Requisição de exame de cadáver
Requisição ao IML/SP solicitada pelo DOPS, em 28/01/72, com a letra "T" manuscrita indicando tratar-se de pessoa considerada terrorista. Indica que Hélcio morreu em tiroteio com órgãos de segurança. Há uma cópia incompleta, sem o "T", mas com o carimbo do arquivo do DOPS.

Pedido de busca
Documento do Gabinete do Exército, Rio de Janeiro, de 1972. Trata-se de pedido de busca ao Dr. Iberê Brandão e Fonseca. O item sobre os dados conhecidos informa que: o Dr. Iberê pertenceu ao esquema médico da Ação Libertadora Nacional (ALN), sendo ligado a Carlos Marighella, Joaquim Câmara Ferreira, Hélcio Pereira Fortes e a Aldo de Sá Brito (morto). Em anexo, cópia da foto de Iberê Brandão e Fonseca.

Impressões digitais
Documento do Serviço de Identificação de São Paulo, constando também foto numerada do cadáver.

Ofício
Documento do I Exército ao chefe do II Exército, em 30/11/71. Comunica que foram expedidos mandados de prisão para algumas pessoas acusadas de infringir a Lei de Segurança Nacional (LSN). Entre elas está Antônio Carlos Bicalho Lana, Hélcio Pereira Fortes e José Júlio de Araújo. Possui o carimbo do arquivo do DOPS.

Ofício
Documento da Coordenação de Informações e Operações, da Secretaria de Segurança Pública de São Paulo, ao DOPS e outros órgãos de segurança, de 31/08/73, enviando, em anexo, a relação de vários nomes com mandados de prisão expedidos pela Auditoria Militar de Minas Gerais.

Ofício
Documento da Delegacia Especializada de Ordem Social para o DOPS, de 13/10/72. Comunica encaminhamento de documentos sobre Hélcio: certidão de óbito, requisição de exame, laudo de exame, planilha e fotografia. Apenas a planilha está anexada, intitulada "Ações da organização Corrente (dissidência do PCB) que estão sendo apuradas pelos órgãos de segurança estaduais e federais". Nela constam algumas ações "terroristas" praticadas, seguidas de nomes de guerra, nomes reais e localização das pessoas. Aparecem os nomes: Hélcio Pereira Fortes, Antônio Carlos Bicalho e Nelson José de Almeida.

Ofício
Ofício confidencial do Centro de Operações da Polícia Federal do Paraná, de 08/03/72, para o DOPS/PR, entre outros. Comunica encaminhamento de cópia do depoimento de Hélcio, morto ao tentar fugir da prisão em São Paulo.

Ofício
Informação confidencial do I Exército para o DOPS/RJ, entre outros, de 10/02/72. Informa que, segundo Hélcio Pereira Fortes (morto em tiroteio), Luiz Eurico Tejera Lisboa e sua esposa, estariam voltando ao Brasil depois de terem feito curso de guerrilha em Cuba.

Depoimento
Declaração de Darci Toshiko Miyaki, em 16/01/96. Conta que esteve presa junto com Hélcio no Rio de Janeiro, sendo ambos muito torturados. Foram então levados em uma viatura para o DOI-CODI/SP, onde continuou a tortura. Um dos carcereiros lhe disse que um preso tinha acabado de morrer, ao que concluiu tratar-se de Hélcio, pois desde esse dia não ouvira mais seus gritos. A declaração está registrado no Cartório de Notas de Jabaquara, São Paulo, SP.

Parte de livro
Teles, Janaína (org.). Mortos e desaparecidos políticos: reparação ou impunidade? São Paulo: Humanitas - FFLCH/USP, 2000. p.172-176. Lista de nomes dos presos políticos cujas famílias receberam indenização do governo por este ter assumido a responsabilidade pela morte ou desaparecimento dos mesmos.
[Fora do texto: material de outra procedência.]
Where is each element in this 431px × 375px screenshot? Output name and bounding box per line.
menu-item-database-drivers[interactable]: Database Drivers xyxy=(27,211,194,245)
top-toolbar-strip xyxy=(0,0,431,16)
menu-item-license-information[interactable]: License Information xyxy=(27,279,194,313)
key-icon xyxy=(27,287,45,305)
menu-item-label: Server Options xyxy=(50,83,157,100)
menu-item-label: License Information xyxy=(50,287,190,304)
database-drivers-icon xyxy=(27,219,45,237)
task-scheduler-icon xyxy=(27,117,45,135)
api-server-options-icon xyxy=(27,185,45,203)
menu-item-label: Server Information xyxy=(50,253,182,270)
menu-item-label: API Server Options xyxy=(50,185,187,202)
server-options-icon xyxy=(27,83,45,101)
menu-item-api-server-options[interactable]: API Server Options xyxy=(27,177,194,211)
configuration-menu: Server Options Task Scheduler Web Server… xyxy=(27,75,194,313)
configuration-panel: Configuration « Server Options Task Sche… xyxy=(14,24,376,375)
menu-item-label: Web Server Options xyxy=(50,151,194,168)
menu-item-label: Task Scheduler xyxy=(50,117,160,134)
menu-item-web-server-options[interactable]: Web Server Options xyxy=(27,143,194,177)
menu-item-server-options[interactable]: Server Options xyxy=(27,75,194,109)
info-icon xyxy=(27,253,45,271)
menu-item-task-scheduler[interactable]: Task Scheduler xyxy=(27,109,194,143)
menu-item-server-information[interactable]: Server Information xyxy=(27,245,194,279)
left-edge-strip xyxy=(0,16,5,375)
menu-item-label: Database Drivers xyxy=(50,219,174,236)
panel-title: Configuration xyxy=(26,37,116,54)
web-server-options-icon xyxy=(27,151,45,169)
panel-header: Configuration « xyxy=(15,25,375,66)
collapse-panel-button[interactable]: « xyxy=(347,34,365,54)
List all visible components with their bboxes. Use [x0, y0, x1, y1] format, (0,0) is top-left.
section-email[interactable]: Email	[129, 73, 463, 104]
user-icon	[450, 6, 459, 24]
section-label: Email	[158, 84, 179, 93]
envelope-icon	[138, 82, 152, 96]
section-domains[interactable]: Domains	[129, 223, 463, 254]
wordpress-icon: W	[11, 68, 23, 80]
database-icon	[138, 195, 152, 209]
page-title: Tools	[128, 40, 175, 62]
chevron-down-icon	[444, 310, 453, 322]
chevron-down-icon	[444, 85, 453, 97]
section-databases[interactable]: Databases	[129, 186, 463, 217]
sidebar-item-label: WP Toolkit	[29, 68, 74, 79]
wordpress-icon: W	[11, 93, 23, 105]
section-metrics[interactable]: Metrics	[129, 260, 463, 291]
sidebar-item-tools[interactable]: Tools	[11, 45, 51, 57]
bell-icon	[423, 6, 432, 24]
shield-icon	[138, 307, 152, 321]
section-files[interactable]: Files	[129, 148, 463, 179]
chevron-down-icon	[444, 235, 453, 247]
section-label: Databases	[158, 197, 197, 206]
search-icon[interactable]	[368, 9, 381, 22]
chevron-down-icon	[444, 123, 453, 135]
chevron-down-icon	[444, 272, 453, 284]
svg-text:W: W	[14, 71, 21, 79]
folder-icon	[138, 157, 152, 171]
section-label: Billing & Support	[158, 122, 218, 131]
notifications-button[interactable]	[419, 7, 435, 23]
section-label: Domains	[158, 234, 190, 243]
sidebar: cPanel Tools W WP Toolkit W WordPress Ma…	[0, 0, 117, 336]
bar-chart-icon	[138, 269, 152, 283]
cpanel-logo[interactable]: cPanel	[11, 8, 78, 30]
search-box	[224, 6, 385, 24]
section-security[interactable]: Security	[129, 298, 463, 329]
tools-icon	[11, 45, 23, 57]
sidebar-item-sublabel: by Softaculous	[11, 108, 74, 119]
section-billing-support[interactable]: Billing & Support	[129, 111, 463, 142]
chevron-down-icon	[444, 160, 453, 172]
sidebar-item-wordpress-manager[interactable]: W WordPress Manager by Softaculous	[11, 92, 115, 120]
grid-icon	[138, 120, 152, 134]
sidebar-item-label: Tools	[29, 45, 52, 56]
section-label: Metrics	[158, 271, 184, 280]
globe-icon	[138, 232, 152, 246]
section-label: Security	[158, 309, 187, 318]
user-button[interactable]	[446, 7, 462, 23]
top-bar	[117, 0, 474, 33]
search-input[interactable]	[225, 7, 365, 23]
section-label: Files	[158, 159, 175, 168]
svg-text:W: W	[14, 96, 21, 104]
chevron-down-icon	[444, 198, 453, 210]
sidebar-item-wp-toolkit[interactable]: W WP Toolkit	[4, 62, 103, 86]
Avaliação de laudos de corpo delito
Observações de médicos legistas, da segunda metade da década de 90, sobre o laudo de necrópsia de Hélcio Pereira Fortes. Para o doutor Antenor Chicarino, o laudo não descreve as características das lesões por projéteis, não faz referência à distância, apenas definindo-as como entrada e saída e antecipa, no exame externo, as trajetórias dos projéteis, não o fazendo no exame interno. As lesões descritas não são imediatamente mortais e os projéteis não são retirados e encaminhados para inquérito, mesmo estando localizados em tecidos de fácil acesso. O doutor Dolmevil cita que o primeiro projétil descreveu trajetória da esquerda para direita, de cima para baixo e ligeiramente de frente para trás: isto indica que, se foi disparado a média ou curta distância, é típico de execução.